Diglielo ai bresciani che lo spirito del mondo è avvelenato da quelli come loro. Loro che si dichiarano adulti sono solo degli ipocriti che hanno spento il coraggio che da bambini inconsapevolmente avevano, il coraggio sublime di essere quello che si è: tiratore scelto, mattacchione, disegnatore nato, più forte della banda, uccello grosso, fichetta per cui tutti i maschietti apertamente smaniano. Come Rosina, con tutti voi che le giravate attorno con una matita rosa in tasca a mo' di simbolo della vostra adorazione per il nome di Rosina. E per la sua personcina. Pensi a tutti voi che sbavavate senza avergliela mai vista la sua fichetta contesissima. Quella fessurina che doveva essere imborotalcata e liscia come un pesciolino infarinato. Diglielo che nella vostra testa di poeti con la matita rosa in tasca, profumava di rosa. Diglielo che nelle rose rosa ci schiacciavate dentro la faccia come bestie, prima e dopo averle sollevato la sottana, maledette mutandine. E che ciò che fa la differenza con gli adulti è che per i liberi bambini ogni matita rosa era diversa e ciascuno sbavava per Rosina a modo suo e ciascuno annusava le rose con il fiuto della bestia particolare che era.

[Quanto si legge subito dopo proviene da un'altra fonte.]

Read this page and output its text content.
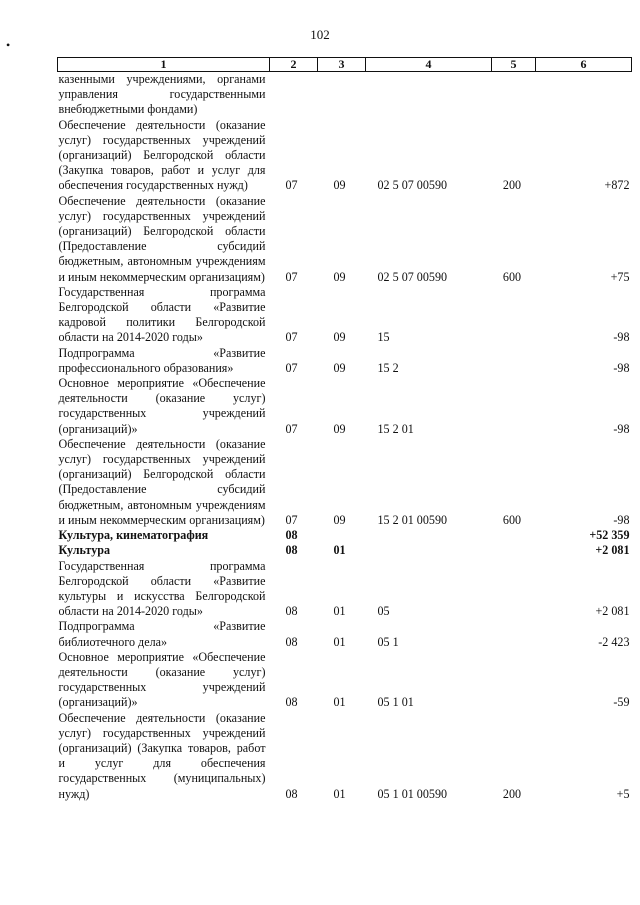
102
•
1	2	3	4	5	6
казенными учреждениями, органами управления государственными внебюджетными фондами)					
Обеспечение деятельности (оказание услуг) государственных учреждений (организаций) Белгородской области (Закупка товаров, работ и услуг для обеспечения государственных нужд)	07	09	02 5 07 00590	200	+872
Обеспечение деятельности (оказание услуг) государственных учреждений (организаций) Белгородской области (Предоставление субсидий бюджетным, автономным учреждениям и иным некоммерческим организациям)	07	09	02 5 07 00590	600	+75
Государственная программа Белгородской области «Развитие кадровой политики Белгородской области на 2014-2020 годы»	07	09	15		-98
Подпрограмма «Развитие профессионального образования»	07	09	15 2		-98
Основное мероприятие «Обеспечение деятельности (оказание услуг) государственных учреждений (организаций)»	07	09	15 2 01		-98
Обеспечение деятельности (оказание услуг) государственных учреждений (организаций) Белгородской области (Предоставление субсидий бюджетным, автономным учреждениям и иным некоммерческим организациям)	07	09	15 2 01 00590	600	-98
Культура, кинематография	08				+52 359
Культура	08	01			+2 081
Государственная программа Белгородской области «Развитие культуры и искусства Белгородской области на 2014-2020 годы»	08	01	05		+2 081
Подпрограмма «Развитие библиотечного дела»	08	01	05 1		-2 423
Основное мероприятие «Обеспечение деятельности (оказание услуг) государственных учреждений (организаций)»	08	01	05 1 01		-59
Обеспечение деятельности (оказание услуг) государственных учреждений (организаций) (Закупка товаров, работ и услуг для обеспечения государственных (муниципальных) нужд)	08	01	05 1 01 00590	200	+5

Che ne è oggi dell'essenza di Rosina? casalinga? e del mattacchione, che ne è stato? notaio?
Pensi a ciascuno dei tuoi compagni d'infanzia e ciascuno era originale e autentico come un capolavoro. Anche a distanza di mille anni è impossibile confonderli, come è impossibile confondere Gita al Faro e Tonio Kroeger.

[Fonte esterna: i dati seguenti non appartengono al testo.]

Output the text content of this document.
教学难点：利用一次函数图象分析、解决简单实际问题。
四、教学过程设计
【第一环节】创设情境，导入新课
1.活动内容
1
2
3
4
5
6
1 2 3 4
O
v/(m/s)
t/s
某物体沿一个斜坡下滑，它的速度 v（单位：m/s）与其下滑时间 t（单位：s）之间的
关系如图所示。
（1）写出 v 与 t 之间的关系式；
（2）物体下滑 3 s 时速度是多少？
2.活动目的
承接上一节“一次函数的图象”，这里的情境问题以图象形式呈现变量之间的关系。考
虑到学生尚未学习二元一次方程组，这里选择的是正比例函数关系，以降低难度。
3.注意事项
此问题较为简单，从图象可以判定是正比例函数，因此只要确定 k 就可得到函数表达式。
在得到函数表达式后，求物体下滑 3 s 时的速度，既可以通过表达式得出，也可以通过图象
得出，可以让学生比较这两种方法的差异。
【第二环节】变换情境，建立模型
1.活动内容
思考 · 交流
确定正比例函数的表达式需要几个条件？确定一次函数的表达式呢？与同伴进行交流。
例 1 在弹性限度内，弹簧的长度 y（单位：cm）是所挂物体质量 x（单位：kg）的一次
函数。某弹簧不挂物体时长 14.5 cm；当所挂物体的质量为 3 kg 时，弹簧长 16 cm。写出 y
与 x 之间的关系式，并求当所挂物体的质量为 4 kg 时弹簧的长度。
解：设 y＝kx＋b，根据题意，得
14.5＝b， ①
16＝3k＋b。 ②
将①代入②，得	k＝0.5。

Se invece pensi a un qualunque adulto tra quelli che conosci, è come se pensassi a tutti perché sono tutti uguali e quindi pensare a uno è come non pensare a nessuno. Diglielo 8 che gli adulti hanno rinunciato all'identità individuale perché hanno accettato di farsi affibbiare un ruolo sociale. Gli adulti non sono più persone come lo erano da bambini quando si chiamavano per nome e il nome era tutto. Gli adulti hanno bisogno di cognomi e titoli per distinguersi, perché gli adulti sono gente, pedine intercambiabili, tutti uguali nell'essere lontani da se stessi. Distinguibili solo per cognome e titolo, per il resto omologati e tutti uguali come carciofi di serra o sogliole bollite. Vagolano così, animali senz'anima sbandati e confusi da far pena.
Diglielo, 8 quello che pensi. Massa paritetica di stronzi galleggianti nei liquami delle fogne, stronzi perplessi di cui non si riconosce più l'identità e la provenienza, cacche umane, uomini cacca, donne cacca, cacche viventi. Diglielo 8! Io vi amo, cacche! Amo la vita che scorre in voi! IO VI AMO, ma voi fatela finita con il percorso obbligato famiglia scuola la voro intruppamento generale e aprite il cuore alla magia, al l'infanzia, alla tribù. Vengano pure i sacrifici umani, venga il sangue a fiumi, sono pronto a versare il mio, vengano le notti allagate di sangue, purché trionfi il sogno, il primitivo, purché vinca l'infanzia che non è buona, no che non lo è, ma per
dio vinca l'infanzia perché è autentica. Perché è vera. O meglio ancora: è.
Diglielo 8: io voglio invertire il mio percorso esistenziale e diventare il bambino più vecchio del mondo. E voglio trovare un mondo di se stessi come me, ciascuno fatto a modo suo, con cui tuffarmi nelle creature-laghi-al-largo di quel che resta della Terra.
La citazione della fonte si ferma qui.